Advanced characterization of the Bakken Formation, an unconventional oil and gas play of the Williston Basin, was performed via newly developed analytical tools of microscopic investigation in concert with standard laboratory methods. Characterization of an unconventional formation to understand the composition and distribution of framework grains, organic matter (OM), clay minerals, and porosity is difficult because of the extremely lithified nature of the lithofacies within the formation and the small grain and particle sizes. In this study, corroborative methods aimed to define micro- and nanoscale fabrics that impact parameters such as maturity, recovery, clay content, micropore networks, and CO2 interactions for either storage or enhanced oil recovery (EOR). Lateral and vertical variations in the rock fabric across multiple wellsites were observed on a micro- to nanometer scale with innovative analytical technologies.
Detailed morphologies and chemical compositions of ion-milled samples were obtained with field emission scanning electron microscopy (FESEM) coupled with energy-dispersive spectroscopy (EDS). Furthermore, a new software suite, Advanced Mineral Identification and Characterization System (AMICS), was used to classify and quantify mineralogy, OM, and porosity from the FESEM images. For validation purposes, x-ray diffraction was used to obtain bulk mineral and clay mineral data and x-ray fluorescence to obtain bulk chemical compositions of the samples. Advanced image analysis was performed on high-resolution FESEM images as another corroborative approach to characterize key features of interest within the lithofacies. Each sample consisted of high-resolution FESEM backscattered electron (BSE) images taken at multiple magnifications to maximize particle morphology in the fine-grained rock of the unconventional reservoir.

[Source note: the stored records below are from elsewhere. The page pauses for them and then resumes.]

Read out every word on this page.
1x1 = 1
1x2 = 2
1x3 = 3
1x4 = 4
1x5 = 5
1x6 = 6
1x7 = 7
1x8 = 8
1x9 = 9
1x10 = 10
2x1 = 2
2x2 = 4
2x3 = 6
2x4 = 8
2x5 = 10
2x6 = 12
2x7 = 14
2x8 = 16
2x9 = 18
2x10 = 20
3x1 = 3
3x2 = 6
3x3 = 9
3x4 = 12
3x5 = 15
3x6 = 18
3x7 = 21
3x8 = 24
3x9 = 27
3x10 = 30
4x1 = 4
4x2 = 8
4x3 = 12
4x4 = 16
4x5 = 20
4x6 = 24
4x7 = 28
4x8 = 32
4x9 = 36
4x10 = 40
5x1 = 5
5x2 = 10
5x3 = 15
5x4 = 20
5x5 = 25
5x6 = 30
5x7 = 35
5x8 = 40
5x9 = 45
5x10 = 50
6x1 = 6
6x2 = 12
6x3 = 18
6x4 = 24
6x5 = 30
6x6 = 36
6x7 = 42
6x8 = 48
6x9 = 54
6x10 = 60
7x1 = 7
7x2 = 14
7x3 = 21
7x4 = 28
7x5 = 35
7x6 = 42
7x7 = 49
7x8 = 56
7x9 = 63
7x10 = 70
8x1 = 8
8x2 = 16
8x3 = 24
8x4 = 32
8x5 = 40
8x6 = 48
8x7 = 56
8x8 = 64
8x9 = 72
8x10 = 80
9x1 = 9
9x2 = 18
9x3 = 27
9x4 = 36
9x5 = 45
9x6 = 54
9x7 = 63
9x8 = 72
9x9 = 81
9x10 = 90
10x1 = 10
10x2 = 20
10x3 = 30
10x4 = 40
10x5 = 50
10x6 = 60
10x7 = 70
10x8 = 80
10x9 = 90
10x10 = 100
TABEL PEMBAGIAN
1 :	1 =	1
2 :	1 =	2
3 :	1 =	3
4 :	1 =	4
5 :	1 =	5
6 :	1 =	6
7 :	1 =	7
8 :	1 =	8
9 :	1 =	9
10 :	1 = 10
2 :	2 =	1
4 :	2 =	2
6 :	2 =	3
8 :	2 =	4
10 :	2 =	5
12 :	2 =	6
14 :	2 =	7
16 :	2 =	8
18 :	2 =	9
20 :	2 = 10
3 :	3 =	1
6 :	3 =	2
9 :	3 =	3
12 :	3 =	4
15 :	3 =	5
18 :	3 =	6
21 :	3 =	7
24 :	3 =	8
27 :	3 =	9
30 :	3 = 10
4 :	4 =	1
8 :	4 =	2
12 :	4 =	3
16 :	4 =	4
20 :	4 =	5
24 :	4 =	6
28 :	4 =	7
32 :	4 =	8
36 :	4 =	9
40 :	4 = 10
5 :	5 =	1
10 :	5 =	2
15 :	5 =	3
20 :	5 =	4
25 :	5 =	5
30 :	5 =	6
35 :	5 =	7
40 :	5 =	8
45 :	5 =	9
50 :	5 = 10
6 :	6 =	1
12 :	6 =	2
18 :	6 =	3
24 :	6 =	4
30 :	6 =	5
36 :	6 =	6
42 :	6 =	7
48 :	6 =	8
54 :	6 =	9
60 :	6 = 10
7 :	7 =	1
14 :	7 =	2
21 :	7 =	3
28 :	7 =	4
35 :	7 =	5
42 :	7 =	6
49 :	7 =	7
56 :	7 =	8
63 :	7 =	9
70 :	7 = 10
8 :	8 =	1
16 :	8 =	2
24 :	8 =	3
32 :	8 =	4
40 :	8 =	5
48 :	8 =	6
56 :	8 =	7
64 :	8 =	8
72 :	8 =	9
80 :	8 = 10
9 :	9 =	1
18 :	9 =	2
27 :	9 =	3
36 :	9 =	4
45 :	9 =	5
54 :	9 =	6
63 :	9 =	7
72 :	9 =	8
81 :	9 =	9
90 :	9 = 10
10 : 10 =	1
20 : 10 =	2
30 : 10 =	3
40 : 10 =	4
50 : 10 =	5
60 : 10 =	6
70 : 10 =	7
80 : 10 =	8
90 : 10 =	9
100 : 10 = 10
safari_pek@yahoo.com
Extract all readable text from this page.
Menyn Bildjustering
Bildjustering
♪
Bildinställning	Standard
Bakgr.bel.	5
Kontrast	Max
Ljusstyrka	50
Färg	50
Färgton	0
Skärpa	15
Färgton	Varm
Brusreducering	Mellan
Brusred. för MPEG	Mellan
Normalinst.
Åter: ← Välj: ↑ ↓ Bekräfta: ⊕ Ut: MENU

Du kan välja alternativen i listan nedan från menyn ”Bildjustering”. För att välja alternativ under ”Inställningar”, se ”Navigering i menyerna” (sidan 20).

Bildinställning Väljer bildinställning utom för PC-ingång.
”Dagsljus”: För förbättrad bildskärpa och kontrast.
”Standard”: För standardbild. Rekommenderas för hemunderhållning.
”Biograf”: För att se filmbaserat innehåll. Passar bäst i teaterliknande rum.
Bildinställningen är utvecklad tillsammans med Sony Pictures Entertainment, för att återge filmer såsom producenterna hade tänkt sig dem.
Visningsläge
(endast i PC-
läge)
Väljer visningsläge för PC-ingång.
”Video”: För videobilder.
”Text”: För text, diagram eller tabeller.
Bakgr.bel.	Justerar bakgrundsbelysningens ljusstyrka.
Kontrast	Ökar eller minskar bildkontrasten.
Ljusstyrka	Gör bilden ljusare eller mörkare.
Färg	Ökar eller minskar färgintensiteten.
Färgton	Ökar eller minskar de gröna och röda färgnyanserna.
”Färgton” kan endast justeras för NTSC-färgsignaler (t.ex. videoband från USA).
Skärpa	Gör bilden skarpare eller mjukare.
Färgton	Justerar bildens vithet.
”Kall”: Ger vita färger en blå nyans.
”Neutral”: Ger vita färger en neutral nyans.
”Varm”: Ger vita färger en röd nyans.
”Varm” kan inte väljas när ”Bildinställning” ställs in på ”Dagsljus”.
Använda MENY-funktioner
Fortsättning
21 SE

The data highlighted trends related to factors that impact CO2 transport and sorption in unconventional reservoirs. Segmented BSE images from the FESEM using program parameters that included texture, gray scale, and other morphological properties made it possible to estimate OM, clays, and porosity for each sample. The compositional analysis, including matrix porosity, OM porosity, and mineralogical composition maps, provided context for the potential of organic-rich and tight rock formations as CO2- based EOR targets or CO2 storage targets.
Advanced image analysis techniques were applied to better understand and quantify factors that could affect CO2 storage in the Bakken Formation, with an ultimate goal of improved method development to estimate CO2 storage potential of unconventional reservoirs. Discernible differences in fabric, mineral, and elemental content in comparable lithofacies across wellsites provided insight into the nature of the Bakken Formation, which could serve as a proxy for other tight rock, organic-rich reservoirs that could be potential targets for both CO2-based EOR and CO2 storage.